About 7.5 million people in the U.S. suffer from psoriasis. It is a condition in which skin cells build up and form scales and red itchy, dry patches. The impact of psoriasis ranges from annoying to life-altering depending on the location and the extent of the disease. Despite what some think, it is not contagious. It’s caused by a combination of genetics and environmental triggers like stress, sunburn, allergies, diet, certain medications and even the weather.
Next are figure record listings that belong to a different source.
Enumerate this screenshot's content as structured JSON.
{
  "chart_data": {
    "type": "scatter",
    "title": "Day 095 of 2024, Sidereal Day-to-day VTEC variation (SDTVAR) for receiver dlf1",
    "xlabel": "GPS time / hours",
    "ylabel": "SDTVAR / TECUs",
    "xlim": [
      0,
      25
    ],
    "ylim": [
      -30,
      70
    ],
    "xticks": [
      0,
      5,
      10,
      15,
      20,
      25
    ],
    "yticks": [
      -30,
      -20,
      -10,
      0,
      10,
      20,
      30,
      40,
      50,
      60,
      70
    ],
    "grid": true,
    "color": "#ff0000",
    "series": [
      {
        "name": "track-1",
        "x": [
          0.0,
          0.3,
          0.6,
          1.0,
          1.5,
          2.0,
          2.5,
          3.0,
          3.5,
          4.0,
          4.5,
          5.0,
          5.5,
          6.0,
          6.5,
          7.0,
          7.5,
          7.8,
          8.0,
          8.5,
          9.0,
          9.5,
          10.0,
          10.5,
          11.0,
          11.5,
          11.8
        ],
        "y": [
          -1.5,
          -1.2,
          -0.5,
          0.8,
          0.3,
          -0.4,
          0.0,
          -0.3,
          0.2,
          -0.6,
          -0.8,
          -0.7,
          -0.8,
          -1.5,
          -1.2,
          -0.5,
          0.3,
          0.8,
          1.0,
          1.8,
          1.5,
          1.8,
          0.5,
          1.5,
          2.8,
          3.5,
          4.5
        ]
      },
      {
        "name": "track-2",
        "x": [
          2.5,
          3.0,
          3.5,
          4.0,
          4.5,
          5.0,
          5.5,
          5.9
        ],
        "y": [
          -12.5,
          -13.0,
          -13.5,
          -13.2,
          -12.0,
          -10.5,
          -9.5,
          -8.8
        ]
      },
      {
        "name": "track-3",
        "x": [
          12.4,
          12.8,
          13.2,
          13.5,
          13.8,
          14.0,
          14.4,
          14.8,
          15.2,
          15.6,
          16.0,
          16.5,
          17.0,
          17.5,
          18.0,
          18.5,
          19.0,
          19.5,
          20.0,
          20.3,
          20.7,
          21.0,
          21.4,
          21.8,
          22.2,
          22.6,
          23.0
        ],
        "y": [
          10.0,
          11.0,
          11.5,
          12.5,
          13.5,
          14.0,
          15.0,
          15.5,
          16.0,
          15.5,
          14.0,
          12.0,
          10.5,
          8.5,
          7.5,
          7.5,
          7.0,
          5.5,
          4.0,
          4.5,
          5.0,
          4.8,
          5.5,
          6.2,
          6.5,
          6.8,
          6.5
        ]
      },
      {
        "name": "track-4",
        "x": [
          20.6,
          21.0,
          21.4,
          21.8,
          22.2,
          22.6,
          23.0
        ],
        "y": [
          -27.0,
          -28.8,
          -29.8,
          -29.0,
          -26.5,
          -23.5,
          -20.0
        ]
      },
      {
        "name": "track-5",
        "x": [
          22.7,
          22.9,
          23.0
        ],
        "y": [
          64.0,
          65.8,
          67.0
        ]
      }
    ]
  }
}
There are different types of psoriasis and while you can have any type appear on any part of your body, some are more likely to show up in certain places than others.
1) Elbows and Knees – This is the most common spot and is often plaque psoriasis, a form of the disease that appears as raised, red patches covered with silvery white buildup of dead skin cells.
2) Scalp – Also a common spot for plaque psoriasis. It can range from mild, slight scaling to thick, crusted plaques that covers the entire scalp.
3) Face – It’s not common for someone to suffer facial psoriasis, however when it does it affects a person’s eyebrows, the skin between their nose and upper lip, upper forehead and hairline.
4) Hands and Feet – When psoriasis appears here it is called palmar-plantar psoriasis. This is very painful and skin becomes scaly, fissured and sometimes blistered or red.
5) Nails – Often thought to be a fungal infection, psoriasis can impact the nails. It causes a yellowish discoloration and can even lift the nail plate off the bed.
6) Genitals – Genital psoriasis looks like psoriasis that shows up on other parts of your body, but psoriasis that can appear in skin folds (like the groin) often appears smooth and shiny with a waxy appearance and doesn’t usually have scales like plaque psoriasis.
7) Skin Folds – This is called inverse psoriasis and often shows up as very red lesions that can appear behind the knee, in the armpits and even in the rear end. It can also appear under the breasts and is often irritate by rubbing and sweating.
If you suspect that you have psoriasis, call your dermatologist. While psoriasis is a life-long condition, there are various treatment options available including creams and lotions for more mild cases and medications for the more severe cases.